It’s time…

meet me on the sunny road
-Emiliana Torrini

Music always sounds better when it’s played at full volume on a good sound system with lots of bass and when the weather is nice. Seriously, everything sounds better when the sun is shining down…

these stories don’t mean anything…

…when you’ve got no one to tell them to.
-Brandi Carlile

I’ve lost myself. Not to start off on such a melodramatic note, but that’s how I feel. These past few days, nihilism presides. Nothing interests me, either.
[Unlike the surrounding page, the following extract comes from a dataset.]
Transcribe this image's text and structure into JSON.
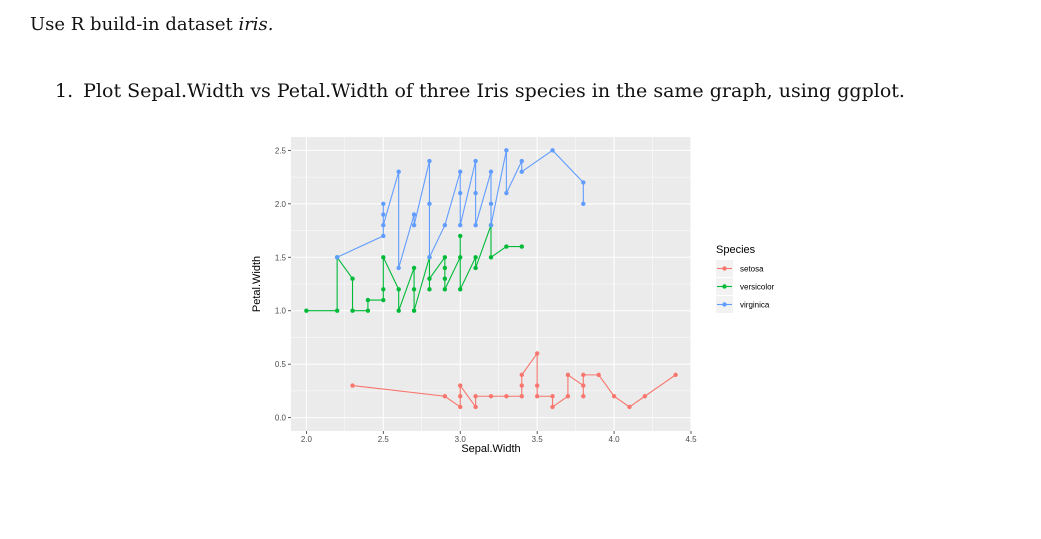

Today I went to the bookstore to cure my insufferable indolence. Imogen Heap and Jack Johnson play overhead. I look at the summaries of the paperbacks because the hardcovers cost too much. A good majority of them have to do with dealing with the death of a relative or friend. Little originality. There are so many great authors in America and the only things we can write about are remorse and bewilderment. But I guess because it’s so easy to relate to these stories. Depression almost becomes a comfort. No wonder people love the fantasy genre. Escapism.

I struggle to find three books to fulfill their “3 for 2″ deal. I can’t help but feel I’m settling for books I might not like just so I can save a few bucks. There’s always the library though, a minute’s drive away…

I judge books by their covers. My philosophy is that the cover was made to attract a certain type of person, one who would find the contents of the book enjoyable. Not an entirely realistic mindset, but it does make things easier.

I spend two hours surrounded by books. I leave with coffee.